11.2 Afwijking huisvesting huishouden
Burgemeester en wethouders kunnen afwijken van het bepaalde in dit bestemmingsplan ten behoeve van de huisvesting van een groep personen zonder onderlinge verbondenheid en continuïteit in samenstelling, waarbij moet worden voldaan aan de volgende voorwaarden:
-
Afwijken is uitsluitend toegestaan binnen de bestemming(en) ‘Wonen’.
-
De huisvesting is niet toegestaan in vrijstaande bijgebouwen.
-
Het aantal woningen mag niet toenemen.
-
Huisvesting is uitsluitend toegestaan in niet-zelfstandige woonruimte(n).
-
De huisvesting is uitsluitend toegestaan ten behoeve van een groep van maximaal 4 niet verbonden personen.
-
De huisvesting mag geen nadelige invloed hebben op de normale afwikkeling van het verkeer.
-
Er dient te worden voorzien in voldoende parkeergelegenheid. Hierbij dient voldaan te worden aan het bepaalde in artikel 12.1.
-
De huisvesting is uitsluitend toegestaan als sprake is van een goed woon- en leefklimaat, waaronder ook wordt verstaan een evenwichtige spreiding binnen de gemeente van locaties waarvoor afwijking wordt verleend.
Artikel 12 Overige Regels
12.1 Parkeren en laden en lossen
Hoofdstuk 4 Overgangs- En Slotregels
Artikel 13 Overgangsrecht
13.1 Overgangsrecht bouwwerken
-
Een bouwwerk dat op het tijdstip van inwerkingtreding van het bestemmingsplan aanwezig of in uitvoering is, dan wel kan worden gebouwd krachtens een omgevingsvergunning voor het bouwen, en afwijkt van het plan, mag, mits deze afwijking naar aard en omvang niet wordt vergroot,
-
gedeeltelijk worden vernieuwd of veranderd;
-
na het teniet gaan ten gevolge van een calamiteit geheel worden vernieuwd of veranderd, mits de aanvraag van een omgevingsvergunning voor het bouwen wordt gedaan binnen twee jaar na de dag waarop het bouwwerk is teniet gegaan.
-
Het bevoegd gezag kan eenmalig in afwijking van het bepaalde onder a een omgevingsvergunning verlenen voor het vergroten van de inhoud van een bouwwerk als bedoeld onder a met maximaal 10%.
-
Het bepaalde onder a is niet van toepassing op bouwwerken die weliswaar bestaan op het tijdstip van inwerkingtreding van het plan, maar zijn gebouwd zonder omgevingsvergunning en in strijd met het daarvoor geldende plan, daaronder begrepen de overgangsbepaling van dat plan.

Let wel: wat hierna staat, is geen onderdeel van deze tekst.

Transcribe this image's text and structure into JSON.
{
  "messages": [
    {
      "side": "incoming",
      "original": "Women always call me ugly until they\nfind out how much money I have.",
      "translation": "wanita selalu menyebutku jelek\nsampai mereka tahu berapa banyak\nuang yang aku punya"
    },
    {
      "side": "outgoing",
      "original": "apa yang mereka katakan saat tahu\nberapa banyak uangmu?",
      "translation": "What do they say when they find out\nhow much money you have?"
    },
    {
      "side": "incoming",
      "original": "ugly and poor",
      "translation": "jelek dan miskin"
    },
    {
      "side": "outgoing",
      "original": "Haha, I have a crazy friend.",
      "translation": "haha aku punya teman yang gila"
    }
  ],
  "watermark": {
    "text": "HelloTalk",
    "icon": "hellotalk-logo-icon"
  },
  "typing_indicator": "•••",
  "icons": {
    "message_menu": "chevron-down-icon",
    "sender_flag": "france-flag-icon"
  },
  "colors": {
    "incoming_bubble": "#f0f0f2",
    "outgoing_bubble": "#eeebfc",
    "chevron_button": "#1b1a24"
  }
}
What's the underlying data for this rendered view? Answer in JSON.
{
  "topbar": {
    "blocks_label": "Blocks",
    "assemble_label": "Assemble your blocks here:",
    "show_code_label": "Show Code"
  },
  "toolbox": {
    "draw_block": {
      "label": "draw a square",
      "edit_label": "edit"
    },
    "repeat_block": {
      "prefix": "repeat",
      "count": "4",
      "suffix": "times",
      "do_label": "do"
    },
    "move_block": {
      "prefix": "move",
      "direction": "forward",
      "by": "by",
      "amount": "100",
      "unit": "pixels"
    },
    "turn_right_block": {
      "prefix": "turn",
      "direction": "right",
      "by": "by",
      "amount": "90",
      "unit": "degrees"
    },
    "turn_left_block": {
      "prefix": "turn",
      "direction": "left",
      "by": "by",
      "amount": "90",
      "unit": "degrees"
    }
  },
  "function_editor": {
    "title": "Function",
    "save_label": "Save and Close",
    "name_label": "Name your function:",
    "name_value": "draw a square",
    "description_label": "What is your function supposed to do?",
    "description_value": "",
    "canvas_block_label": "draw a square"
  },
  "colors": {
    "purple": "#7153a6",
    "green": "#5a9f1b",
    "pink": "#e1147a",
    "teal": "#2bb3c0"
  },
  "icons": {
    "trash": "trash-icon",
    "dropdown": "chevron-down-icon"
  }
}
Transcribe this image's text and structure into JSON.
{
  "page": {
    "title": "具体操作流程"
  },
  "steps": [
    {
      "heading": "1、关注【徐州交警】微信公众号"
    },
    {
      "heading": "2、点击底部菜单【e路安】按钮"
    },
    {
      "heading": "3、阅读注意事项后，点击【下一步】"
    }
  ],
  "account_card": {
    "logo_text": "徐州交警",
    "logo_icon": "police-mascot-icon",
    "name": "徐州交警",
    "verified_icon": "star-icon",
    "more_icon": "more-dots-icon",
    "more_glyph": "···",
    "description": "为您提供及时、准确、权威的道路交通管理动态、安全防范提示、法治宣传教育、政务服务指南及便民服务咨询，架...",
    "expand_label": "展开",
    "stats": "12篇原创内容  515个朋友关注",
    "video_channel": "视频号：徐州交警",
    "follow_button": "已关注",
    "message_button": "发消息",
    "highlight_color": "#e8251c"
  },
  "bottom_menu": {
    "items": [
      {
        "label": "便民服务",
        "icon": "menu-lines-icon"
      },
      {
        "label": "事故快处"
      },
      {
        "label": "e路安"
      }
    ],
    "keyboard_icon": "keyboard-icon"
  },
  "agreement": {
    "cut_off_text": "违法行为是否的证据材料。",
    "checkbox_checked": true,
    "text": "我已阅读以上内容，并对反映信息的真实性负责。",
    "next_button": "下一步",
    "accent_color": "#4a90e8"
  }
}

13.2 Overgangsrecht gebruik
-
Het gebruik van grond en bouwwerken dat bestond op het tijdstip van inwerkingtreding van het bestemmingsplan en hiermee in strijd is, mag worden voortgezet.
-
Het is verboden het met het bestemmingsplan strijdige gebruik, bedoeld in het bepaalde onder a, te veranderen of te laten veranderen in een ander met dat plan strijdig gebruik, tenzij door deze verandering de afwijking naar aard en omvang wordt verkleind.
-
Indien het gebruik, bedoeld in het bepaalde onder a, na het tijdstip van inwerkingtreding van het plan voor een periode langer dan een jaar wordt onderbroken, is het verboden dit gebruik daarna te hervatten of te laten hervatten.
-
Het bepaalde onder a is niet van toepassing op het gebruik dat reeds in strijd was met het voorheen geldende bestemmingsplan, daaronder begrepen de overgangsbepalingen van dat plan.
Artikel 14 Slotregel
Deze regels worden aangehaald als:
Regels van het bestemmingsplan 'Son Zuid; Begoniastraat'.